At the start of the month a guy rang me from a maintenance company that look after all the flats in two modern blocks near Leeds city centre. He explained there had been a police break in at one of the flats the night before and he had boarded up the door but the tenant was coming back that day and wanted me to see if I could make the door usable again. When he said the phrase “make it usable again” I knew the door would be in a bad state.

When I arrived I took the board off to find a wood door with a metal skin and wood frame. It looked like there had been an explosion, there were the remains of Era mechanism on the floor and bits of wood and plaster everywhere. The door was in a really bad way, the metal skin was riddled with enforcer marks from top to bottom on the locking side and the wood was split all the way down the length of the door. Oddly though there was hardly any damage to the frame. After looking at how bent the mechanism was and how bent the edge of the door was I think the hooks had twisted to such a funny angle that the door popped open meaning there was hardly any frame damage on the lock side. All the doors in this block of flats have to be ordered from a certain company so they all match and they couldn’t supply a new door for 7 days so even though anything I did to it would only be temporary I needed to make it as usable as possible. I decided to piece the door back together as much as I could and then fixed the metal skin back to the door where it had come away in places. The original handles were not that badly damaged so I decided to reuse them and fitted a new euro lock and overnight lock as there was not point trying to get a brand new Era mechanism in there because it would of ended up in the skip when the new door arrived so was not cost effective for the customer.

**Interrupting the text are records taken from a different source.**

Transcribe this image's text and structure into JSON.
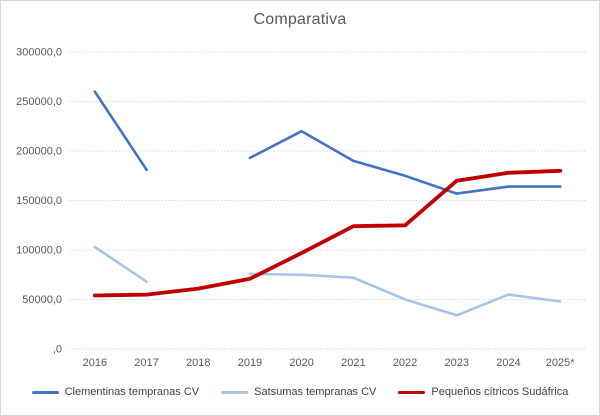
{
  "window": {
    "background": "#ffffff",
    "border_color": "#d6d6d6"
  },
  "chart_data": {
    "type": "line",
    "title": "Comparativa",
    "categories": [
      "2016",
      "2017",
      "2018",
      "2019",
      "2020",
      "2021",
      "2022",
      "2023",
      "2024",
      "2025*"
    ],
    "series": [
      {
        "name": "Clementinas tempranas CV",
        "color": "#4472c4",
        "values": [
          260000,
          181000,
          null,
          193000,
          220000,
          190000,
          175000,
          157000,
          164000,
          164000
        ]
      },
      {
        "name": "Satsumas tempranas CV",
        "color": "#aac4e8",
        "values": [
          103000,
          68000,
          null,
          76000,
          75000,
          72000,
          50000,
          34000,
          55000,
          48000
        ]
      },
      {
        "name": "Pequeños cítricos Sudáfrica",
        "color": "#c00000",
        "values": [
          54000,
          55000,
          61000,
          71000,
          97000,
          124000,
          125000,
          170000,
          178000,
          180000
        ]
      }
    ],
    "y_axis": {
      "min": 0,
      "max": 300000,
      "step": 50000,
      "tick_labels": [
        ",0",
        "50000,0",
        "100000,0",
        "150000,0",
        "200000,0",
        "250000,0",
        "300000,0"
      ]
    },
    "x_axis_label": "",
    "y_axis_label": "",
    "grid": true,
    "grid_color": "#d9d9d9",
    "text_color": "#595959",
    "legend_position": "bottom"
  }
}
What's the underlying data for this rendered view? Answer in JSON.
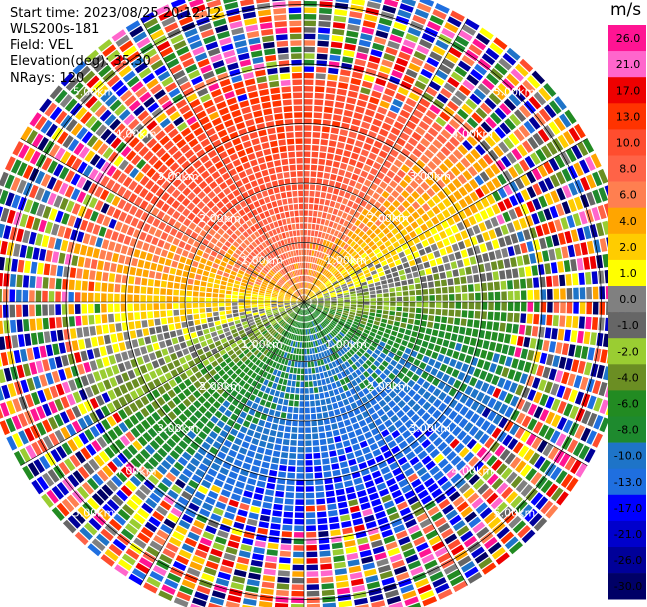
{
  "header": {
    "start_time": "Start time: 2023/08/25 20:12:12",
    "instrument": "WLS200s-181",
    "field": "Field: VEL",
    "elevation": "Elevation(deg): 35.30",
    "nrays": "NRays: 120"
  },
  "colorbar": {
    "unit": "m/s",
    "labels": [
      "26.0",
      "21.0",
      "17.0",
      "13.0",
      "10.0",
      "8.0",
      "6.0",
      "4.0",
      "2.0",
      "1.0",
      "0.0",
      "-1.0",
      "-2.0",
      "-4.0",
      "-6.0",
      "-8.0",
      "-10.0",
      "-13.0",
      "-17.0",
      "-21.0",
      "-26.0",
      "-30.0"
    ],
    "colors": [
      "#ff1493",
      "#ff66cc",
      "#ee0000",
      "#ff3300",
      "#ff4d2e",
      "#ff6347",
      "#ff7f50",
      "#ffa500",
      "#ffcc00",
      "#ffff00",
      "#808080",
      "#666666",
      "#9acd32",
      "#6b8e23",
      "#228b22",
      "#1e8a2e",
      "#1e74c8",
      "#1f6fe0",
      "#0000ff",
      "#0000cc",
      "#000099",
      "#000066"
    ]
  },
  "chart_data": {
    "type": "heatmap",
    "description_of_field": "PPI radial velocity",
    "range_rings_km": [
      1,
      2,
      3,
      4,
      5
    ],
    "ring_labels": [
      "1.00km",
      "2.00km",
      "3.00km",
      "4.00km",
      "5.00km"
    ],
    "nrays": 120,
    "max_range_km": 5.5,
    "spokes_deg": [
      0,
      30,
      60,
      90,
      120,
      150,
      180,
      210,
      240,
      270,
      300,
      330
    ],
    "velocity_pattern": {
      "positive_max_bearing_deg": 345,
      "negative_max_bearing_deg": 165,
      "near_range_amplitude_ms": 6,
      "far_range_amplitude_ms": 14,
      "noise_start_km": 3.4
    }
  }
}
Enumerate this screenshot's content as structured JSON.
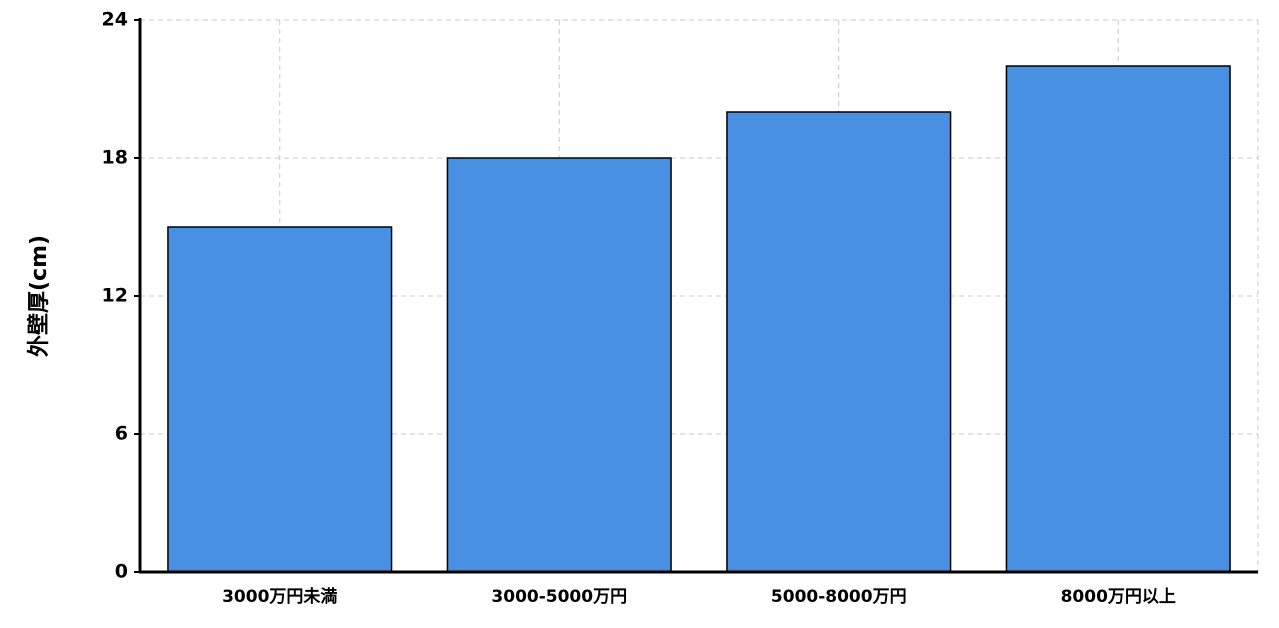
{
  "chart_data": {
    "type": "bar",
    "y_label": "外壁厚(cm)",
    "categories": [
      "3000万円未満",
      "3000-5000万円",
      "5000-8000万円",
      "8000万円以上"
    ],
    "values": [
      15,
      18,
      20,
      22
    ],
    "color": "#4a90e2",
    "ylim": [
      0,
      24
    ],
    "yticks": [
      0,
      6,
      12,
      18,
      24
    ],
    "grid": true
  }
}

I was quite pleased with the end result as it didn’t look that bad (apart from all the enforcer marks!) and opened, closed and locked just fine. All the time I was working there the maintenance guy was chatting to me and told me that the police had broken into the wrong flat and were going to pay for the new door once it had been fitted. The next day I got another call from the maintenance guy, I was expecting him to say there was a problem with the lock or with the bill, but what he actual said was “can you come back and do another one?” The police had been back again and done exactly the same thing to another flat looking for the same guy, and guess what? It was the wrong flat again!

I’ve posted some pictures below of the two doors.

Door 1Door 2

 

Door 3

Door 4

 

Upvc Nightmare!

I had to go open and change a faulty Upvc door mechanism just a few days ago. The customer rang at the beginning of last week and said the door was getting really difficult to lock and wouldn’t even lock in the open position. He didn’t want it doing straight away as he had an inner door so I advised him it was probably a faulty mechanism and not to mess with it any more. I asked him to look on the strip for a name and he said it was an Excalibur which I had never heard of before. A couple of days later he rang back to say he had tried to lock it again and now it wouldn’t open because the handle was spinning 360 degrees, so now I was 99.9% sure it was a broken follower in the gearbox. I asked on the Island locks forum to see if anybody else had heard of Excalibur and got a reply from Simon who said I could get one from Greenfox. When I looked on the Greenfox website there were two different gear boxes, both were 35 mm but one had a single 92 mm follower and one had a dual follower. As I hadn’t seen the door yet I thought I would be clever and order the dual follower version so it wouldn’t matter if I needed a 92 mm or a 70 mm I would have it covered. It turns out that was not so clever! I arrived at the customer’s house to find the hooks were only just catching as the mechanism had broken just as the guy was starting to lift the handle, so I popped it open in seconds using the spreader. I took the mechanism out and saw it was the exactly same gearbox apart from the old one only had a single 92 mm follower. I swapped the gearbox over and started to refit the mechanism but one of the handle screws wouldn’t go through. I removed the mech again to see what was going on and realised that above the 70 mm follower there was no hole for the handle screw to go through the gearbox due to the extra workings needed for the 70 mm part. I looked at the original and it had a blanking disc over where the bottom follower should be with a half moon shape in it for the handle screw to pass through.

I decided to open the gearboxes up to see if I could take the blanking disc out of the old gearbox and swap it into the new one. I removed all the workings for the bottom follower and popped the blanking disc in from the old gear box, it swapped over fairly easy and looked like it was going to work. That was until it came time to replace the latch and the latch spring which had popped out when I opened the case. I have never seen one so difficult to put back in. The latch spring was under so much tension that as soon as I let go it flew out every time, and due to the design of the case the latch had to be pressed in when putting the case lid back on. So with only two hands I was trying to hold the spring in place, push the latch in and put the lid back on the case. It took me over an hour to put the case back together properly, I nearly ended up just binning it and buying the correct one but fortunately it did work once everything was refitted but I wouldn’t recommend ever trying it!